At last night’s 25th anniversary Competitive Enterprise Institute dinner, BB&T chairman and former CEO John Allison gave a rollicking keynote address attacking the bailout, the “misregulation” of the financial industry, and the spirit of “altruism” that he said dominates our politics. But more surprisingly, he also suggested that the Federal Reserve should be replaced with the gold standard and a more privatized banking system.
Afterward, I asked a staffer for Congressman Ron Paul if Allison had been a Paul donor in 2008. “He should have been!” he replied. During that campaign, I was mystified by Paul’s insistence on talking about the Federal Reserve and monetary policy.

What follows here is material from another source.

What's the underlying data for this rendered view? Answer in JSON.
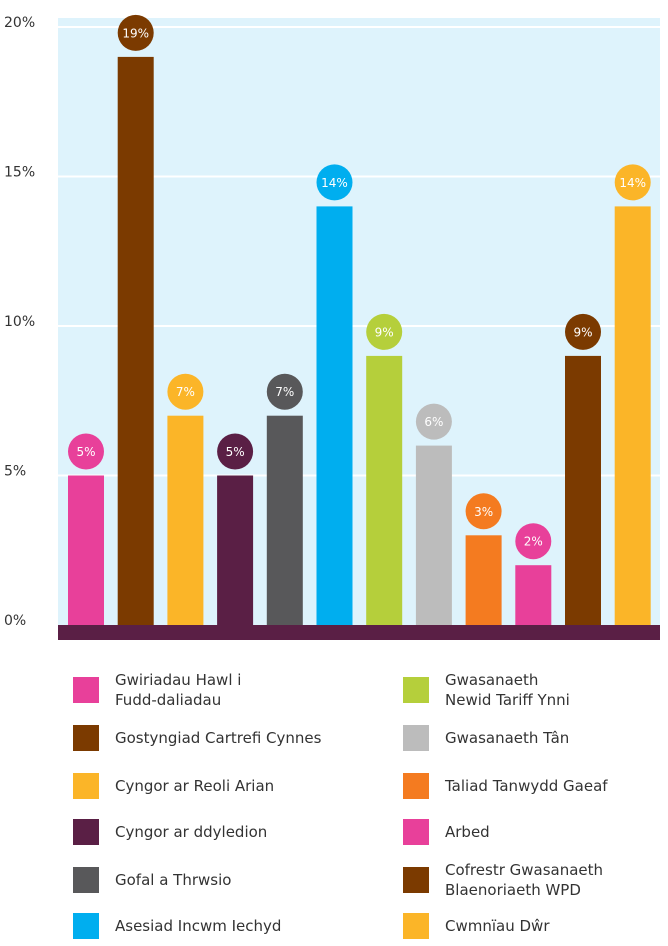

Although I broadly agreed with his Austrian analysis, it seemed to me that his time would have been better spent emphasizing fiscal policy: the fact that he’d never voted for a tax increase or an unbalanced budget, his opposition to most major spending programs, his support for all of the Reagan and Bush tax cuts.
Yet on the campaign trail, I repeatedly saw kids with pink hair and nose rings shouting, “End the Fed!” Paul himself seemed surprised by the reaction, noting that at one campaign appearance college students started burning Federal Reserve notes (that’s quite a few 25-cent drafts they were sacrificing in the process). The financial crisis has increased the salience of the monetary issue in some quarters. Paul’s bill to audit the Fed now has more than 218 cosponsors — 222 at last count — including members of the House Republican leadership, the head of the Republican Study Committee, and the head of the Congressional Progressive Caucus.